Análisis de la plata
En cuanto a la plata, el esquema es similar ya que el metal ha sabido reconocer un importante soporte en la zona de 26 dólares, y hoy en día se enfrenta también una línea de tendencia que tiene sus inicios en los mínimos de 2008.
En este sentido, vemos que mientras los 26 dólares no sean perforados a la baja, aún podremos esperar un regreso de las subas que sea capaz de llevar el metal a niveles superiores en torno a 28,30-30,50 dólares, junto a la línea de tendencia bajista. Técnicamente será una buena noticia para los alcistas el hecho de que el mercado logre superar 30,50 dólares, ya que tal suceso técnico habilitará una continuidad en el avance hacia 33,15-34,80 dólares y 37,50 dólares más tarde, junto con los máximos de comienzo de año y un escollo importante para el metal.
Las subas mencionadas se mantendrán con vida tanto tiempo como los 26 dólares no sean perforados, ya que con caídas debajo de tal zona, la plata estaría quebrando a la baja soportes importantes, respetados en distintas ocasiones en el pasado, a la vez que los precios lograrían colocarse debajo de la línea de tendencia alcista que tiene inicio en los mínimos de 2008 y habilitado pérdidas mayores hacia 25 dólares y 24,15 dólares más tarde, junto con el 61,8% de todo el avance desde 2008, de 8,40 dólares hasta los máximos de 49,60 de mayo de 2011 y desde donde las subas deberán ser reanudadas como tendencia principal; caso contrario, alertaremos por descensos mayores hacia la zona de 21,30-19,80 dólares, junto a soportes inferiores para el metal y desde donde la tendencia alcista deberá quedar finalmente reanudada.
A modo de conclusión, vemos que tanto el oro como la plata se encuentran dentro de un largo proceso de lateralización que tiene sus inicios en los máximos de 2011 y que mientras los soportes mencionados no sean perforados, aún podremos esperar un regreso de las subas.

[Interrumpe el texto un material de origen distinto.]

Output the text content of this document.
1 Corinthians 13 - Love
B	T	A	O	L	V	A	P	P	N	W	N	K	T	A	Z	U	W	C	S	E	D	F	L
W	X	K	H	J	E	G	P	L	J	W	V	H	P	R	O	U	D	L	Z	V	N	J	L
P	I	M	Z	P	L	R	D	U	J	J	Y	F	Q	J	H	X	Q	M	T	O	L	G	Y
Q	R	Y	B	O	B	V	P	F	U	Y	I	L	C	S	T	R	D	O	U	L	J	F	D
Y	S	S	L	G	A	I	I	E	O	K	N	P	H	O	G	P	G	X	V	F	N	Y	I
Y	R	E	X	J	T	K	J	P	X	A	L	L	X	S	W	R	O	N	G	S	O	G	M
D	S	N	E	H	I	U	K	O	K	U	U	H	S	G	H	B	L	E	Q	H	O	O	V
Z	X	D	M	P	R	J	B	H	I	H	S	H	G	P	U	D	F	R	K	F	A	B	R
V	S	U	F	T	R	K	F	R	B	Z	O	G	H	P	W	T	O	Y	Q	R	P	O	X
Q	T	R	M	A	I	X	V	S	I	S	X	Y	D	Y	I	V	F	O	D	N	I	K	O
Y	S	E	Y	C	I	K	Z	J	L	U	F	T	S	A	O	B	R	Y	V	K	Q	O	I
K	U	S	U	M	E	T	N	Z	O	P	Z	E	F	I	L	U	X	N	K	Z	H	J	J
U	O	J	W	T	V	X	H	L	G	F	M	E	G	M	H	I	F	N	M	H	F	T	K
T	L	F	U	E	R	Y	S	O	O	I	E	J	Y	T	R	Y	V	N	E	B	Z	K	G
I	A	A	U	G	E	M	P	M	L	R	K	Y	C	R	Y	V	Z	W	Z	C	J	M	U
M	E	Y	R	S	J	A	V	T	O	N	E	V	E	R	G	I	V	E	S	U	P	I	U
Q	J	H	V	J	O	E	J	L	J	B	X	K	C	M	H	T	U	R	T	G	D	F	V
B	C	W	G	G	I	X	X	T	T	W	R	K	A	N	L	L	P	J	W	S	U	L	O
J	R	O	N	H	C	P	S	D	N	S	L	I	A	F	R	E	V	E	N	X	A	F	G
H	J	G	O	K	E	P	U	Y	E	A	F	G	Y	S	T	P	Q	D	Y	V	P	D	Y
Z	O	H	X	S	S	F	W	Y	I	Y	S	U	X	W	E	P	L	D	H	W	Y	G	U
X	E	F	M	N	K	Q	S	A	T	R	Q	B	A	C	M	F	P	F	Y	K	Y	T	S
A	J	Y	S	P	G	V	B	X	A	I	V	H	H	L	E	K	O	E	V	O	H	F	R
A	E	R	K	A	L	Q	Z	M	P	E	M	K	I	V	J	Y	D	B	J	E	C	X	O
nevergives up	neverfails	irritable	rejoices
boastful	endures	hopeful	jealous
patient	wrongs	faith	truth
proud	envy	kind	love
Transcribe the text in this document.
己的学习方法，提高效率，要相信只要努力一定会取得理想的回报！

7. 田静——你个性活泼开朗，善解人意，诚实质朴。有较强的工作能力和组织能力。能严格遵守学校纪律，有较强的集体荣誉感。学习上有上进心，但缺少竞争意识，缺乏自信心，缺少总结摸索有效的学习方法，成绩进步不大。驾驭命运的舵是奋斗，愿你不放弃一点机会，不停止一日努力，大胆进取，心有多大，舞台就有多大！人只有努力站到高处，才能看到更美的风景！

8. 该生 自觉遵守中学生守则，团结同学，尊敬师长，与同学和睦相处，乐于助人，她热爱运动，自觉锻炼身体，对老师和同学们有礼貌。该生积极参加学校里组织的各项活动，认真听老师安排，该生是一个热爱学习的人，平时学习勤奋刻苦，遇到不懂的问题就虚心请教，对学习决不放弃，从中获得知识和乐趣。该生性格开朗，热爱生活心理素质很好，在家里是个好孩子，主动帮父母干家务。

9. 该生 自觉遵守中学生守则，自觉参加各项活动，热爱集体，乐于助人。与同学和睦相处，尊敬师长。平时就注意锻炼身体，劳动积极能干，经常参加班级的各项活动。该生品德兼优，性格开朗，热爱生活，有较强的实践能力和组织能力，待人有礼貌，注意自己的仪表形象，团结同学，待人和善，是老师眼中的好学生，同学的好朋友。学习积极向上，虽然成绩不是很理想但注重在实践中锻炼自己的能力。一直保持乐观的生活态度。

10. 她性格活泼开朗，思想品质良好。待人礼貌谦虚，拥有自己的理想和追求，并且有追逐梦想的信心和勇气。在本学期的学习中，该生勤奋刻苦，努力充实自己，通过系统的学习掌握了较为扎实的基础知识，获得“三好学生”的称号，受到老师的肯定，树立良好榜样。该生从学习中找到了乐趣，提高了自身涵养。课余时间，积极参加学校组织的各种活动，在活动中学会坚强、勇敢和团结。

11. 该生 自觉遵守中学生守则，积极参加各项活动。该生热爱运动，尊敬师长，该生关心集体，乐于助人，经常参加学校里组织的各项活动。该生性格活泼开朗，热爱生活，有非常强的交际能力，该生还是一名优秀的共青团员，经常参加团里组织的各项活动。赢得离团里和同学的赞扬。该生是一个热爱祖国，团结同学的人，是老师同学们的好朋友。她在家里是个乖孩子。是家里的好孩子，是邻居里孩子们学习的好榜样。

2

Para ello, los alcistas deberán ganar batallas, superando resistencias para finalmente tomar el control del mercado.
Dentro de este largo proceso de lateralización, los soportes mencionados son los niveles que los alcistas deberán defender para mantenerse con vida; caso contrario, los bajistas habrían ganado la batalla y generando pérdidas mayores hacia zonas inferiores.
Serán con el quiebre de las resistencias o soportes mencionados, los sucesos técnicos que definan la tendencia posterior de los metales preciosos, aunque mientras no sean vulneradas, la lateralización se mantendrá, de igual modo que la cautela.